A propriedade intelectual no Brasil seguiu um caminho paralelo ao desenvolvimento biotecnológico moderno e tem um marco importante em 1996, quando a nova Lei de Propriedade Industrial (LPI 9.279/96), implementada logo após a oficialização do acordo TRIPS, permitiu que produtos químicos, farmacêuticos, alimentares e biotecnológicos, assim como os processos de obtenção, pudessem ser patenteados. Em 1997, a Lei de Proteção de Cultivares (9.456/97) foi sancionada, como um sistema sui generis para a proteção das variedades de plantas.
Ambas as legislações (patentes e cultivares) são independentes, mas caminham juntas para dar direitos exclusivos ao titular de novo invento ou ao obtentor da nova cultivar através da emissão da carta patente ou do certificado de proteção de cultivar. Em 2013 o Instituto Nacional de Propriedade Industrial (Inpi) realizou uma consulta pública sobre as novas Diretrizes de Exame de Patentes na área de Biotecnologia. Elas têm como objetivo inicial definir o entendimento atual do Inpi em relação aos pedidos de patentes dessa área.
Em relação às restrições de patenteabilidade de inovações biotecnológicas no Brasil, podemos citar os artigos 10 e 18 da LPI, que tratam das reservas ao patenteamento de invenções relacionadas a seres vivos. O artigo 42 da LPI discorre sobre o direito de exclusão do detentor da patente, o qual pode impedir terceiros de produzir, usar, colocar à venda, vender ou importar produtos objetos de patente, processos e produtos obtidos por processos patenteados. O entendimento do Inpi é que o país possui parte de suas diretrizes em concordância com a tendência internacional.
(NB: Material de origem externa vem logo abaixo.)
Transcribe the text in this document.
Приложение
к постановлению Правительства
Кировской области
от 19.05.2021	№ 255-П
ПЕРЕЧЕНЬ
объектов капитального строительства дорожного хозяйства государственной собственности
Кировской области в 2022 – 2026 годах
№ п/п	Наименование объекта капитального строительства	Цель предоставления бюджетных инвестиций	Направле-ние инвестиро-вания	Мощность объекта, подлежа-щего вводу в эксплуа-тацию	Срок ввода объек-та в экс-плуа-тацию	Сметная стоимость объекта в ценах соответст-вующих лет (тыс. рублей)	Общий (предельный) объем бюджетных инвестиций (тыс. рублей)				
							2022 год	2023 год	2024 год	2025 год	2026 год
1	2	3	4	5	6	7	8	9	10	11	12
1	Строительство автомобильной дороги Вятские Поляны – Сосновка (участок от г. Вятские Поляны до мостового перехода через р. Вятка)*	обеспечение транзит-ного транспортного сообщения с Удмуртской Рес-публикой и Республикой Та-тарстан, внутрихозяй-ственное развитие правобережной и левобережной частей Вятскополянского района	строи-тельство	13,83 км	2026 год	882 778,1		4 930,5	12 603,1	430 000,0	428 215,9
Temos diversas discussões em andamento sobre a extensão que deve ser dada ao entendimento desses itens da lei. No caso de processos de produção de plantas transgênicas, tem-se discutido sobre a extensão da proibição e sobre quais seriam os direitos do detentor da patente. Sabe-se que o processo pode ser passível de proteção no Inpi, desde que atenda aos requisitos de patenteabilidade.
Considerando as novas diretrizes do Inpi, vemos que não é permitido: "plantas transgênicas e suas partes não são consideradas como matérias patenteáveis pelo art. 18 (III e parágrafo único da LPI)" e "plantas transgênicas e/ou partes dessa planta constituem matérias expressamente proibidas de patenteabilidade".
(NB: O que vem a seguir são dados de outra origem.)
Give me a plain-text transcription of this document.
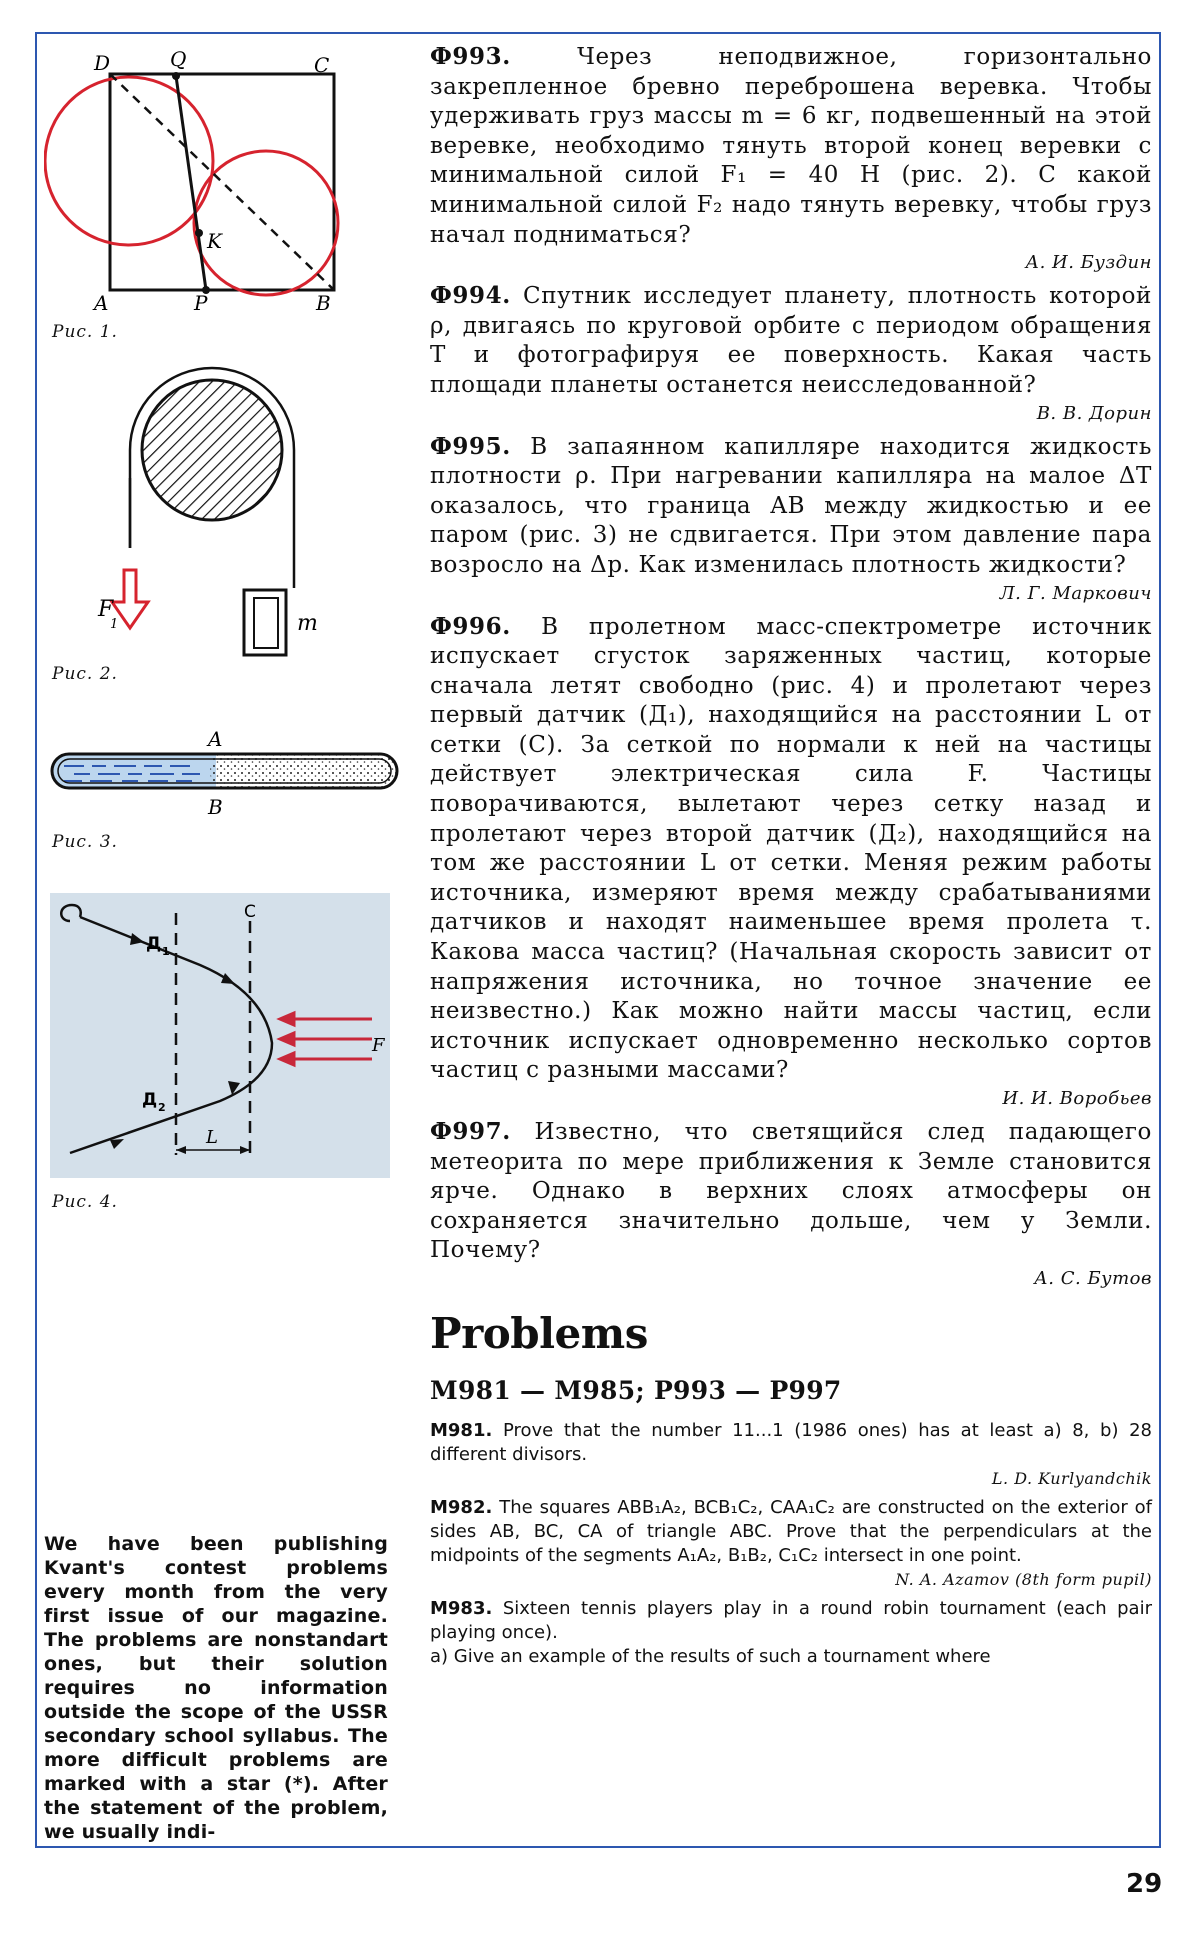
D	Q	C
K
A	P	B
Рис. 1.
F
1	m
Рис. 2.
A
B
Рис. 3.
Д 1
C
F
Д 2
L
Рис. 4.
We have been publishing Kvant's contest problems every month from the very first issue of our magazine. The problems are nonstandart ones, but their solution requires no information outside the scope of the USSR secondary school syllabus. The more difficult problems are marked with a star (*). After the statement of the problem, we usually indi-
Ф993.	Через неподвижное, горизонтально закрепленное бревно переброшена веревка. Чтобы удерживать груз массы m = 6 кг, подвешенный на этой веревке, необходимо тянуть второй конец веревки с минимальной силой F₁ = 40 Н (рис. 2). С какой минимальной силой F₂ надо тянуть веревку, чтобы груз начал подниматься?
А. И. Буздин
Ф994. Спутник исследует планету, плотность которой ρ, двигаясь по круговой орбите с периодом обращения T и фотографируя ее поверхность. Какая часть площади планеты останется неисследованной?
В. В. Дорин
Ф995. В запаянном капилляре находится жидкость плотности ρ. При нагревании капилляра на малое ΔT оказалось, что граница AB между жидкостью и ее паром (рис. 3) не сдвигается. При этом давление пара возросло на Δp. Как изменилась плотность жидкости?
Л. Г. Маркович
Ф996. В пролетном масс-спектрометре источник испускает сгусток заряженных частиц, которые сначала летят свободно (рис. 4) и пролетают через первый датчик (Д₁), находящийся на расстоянии L от сетки (С). За сеткой по нормали к ней на частицы действует электрическая сила F. Частицы поворачиваются, вылетают через сетку назад и пролетают через второй датчик (Д₂), находящийся на том же расстоянии L от сетки. Меняя режим работы источника, измеряют время между срабатываниями датчиков и находят наименьшее время пролета τ. Какова масса частиц? (Начальная скорость зависит от напряжения источника, но точное значение ее неизвестно.) Как можно найти массы частиц, если источник испускает одновременно несколько сортов частиц с разными массами?
И. И. Воробьев
Ф997. Известно, что светящийся след падающего метеорита по мере приближения к Земле становится ярче. Однако в верхних слоях атмосферы он сохраняется значительно дольше, чем у Земли. Почему?
А. С. Бутов
Problems
M981 — M985; P993 — P997
M981. Prove that the number 11...1 (1986 ones) has at least a) 8, b) 28 different divisors.
L. D. Kurlyandchik
M982. The squares ABB₁A₂, BCB₁C₂, CAA₁C₂ are constructed on the exterior of sides AB, BC, CA of triangle ABC. Prove that the perpendiculars at the midpoints of the segments A₁A₂, B₁B₂, C₁C₂ intersect in one point.
N. A. Azamov (8th form pupil)
M983. Sixteen tennis players play in a round robin tournament (each pair playing once).
a) Give an example of the results of such a tournament where
29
As mesmas diretrizes consideram que a modificação de sequências nucleotídicas, desde que essas não tenham sido descritas previamente como sendo de ocorrência natural, "é aceitável como modificação para fins de adequação ao art 10 (IX) da LPI".
Para entender esse descompasso entre o não patenteamento de plantas transgênicas e suas partes e a permissão da proteção de sequências nucleotídicas modificadas, temos primeiro que esclarecer o entendimento do Inpi em relação às sequências nucleotídicas. Segundo as Diretrizes de Biotecnologia de 1994, as sequências não são consideradas como "parte" dos seres vivos, mas como compostos químicos, o que permite o patenteamento desde que se diferenciem daquilo que é encontrado na natureza.
Considerando que uma planta transgênica tem o seu conteúdo genético modificado por técnica de manipulação que pode ser nova, inventiva e aplicável na indústria, teoricamente é sim possível proteger o produto de processo de produção de plantas transgênicas, desde que essa se restrinja à construção gênica obtida pelo processo, sendo a construção gênica diferente do que existe na natureza. A mesma interpretação pode ser dada a outros processos de produção e produtos não naturais que apresentem modificações em suas sequências nucleotídicas.
Sabemos que, na prática, um pedido de patente só é concedido após aprovação de um examinador. O exame é um procedimento feito individualmente, e a concessão pode ser dada de acordo com a redação da tecnologia descrita e considerando a interpretação dada pelo examinador sobre o conteúdo do relatório descritivo com os elementos considerados como inovadores. A verificação dos requisitos de patenteabilidade na área de biotecnologia ainda está pouco consolidada, admitindo diferentes vertentes na interpretação da extensão da proteção dada.
Considerando que a maioria dos pedidos de patente da área biotecnológica depositados no Brasil advém de empresas internacionais, especialmente dos EUA, podemos vislumbrar cenário em que muitos desses pedidos poderão ser indeferidos nos próximos anos, dado que a redação dos pedidos traduzidos daquele país têm uma abrangência do escopo maior do que permite a legislação brasileira.
Assim, cada vez mais, podemos esperar que as empresas estrangeiras procurem por consultores de patentes industriais no Brasil para indicar possíveis adaptações que possam ser feitas no escopo reivindicado no referido pedido para adaptá-lo à legislação brasileira e suas diretrizes atuais, pelo menos em tese, aumentando a chance de concessão desse pedido.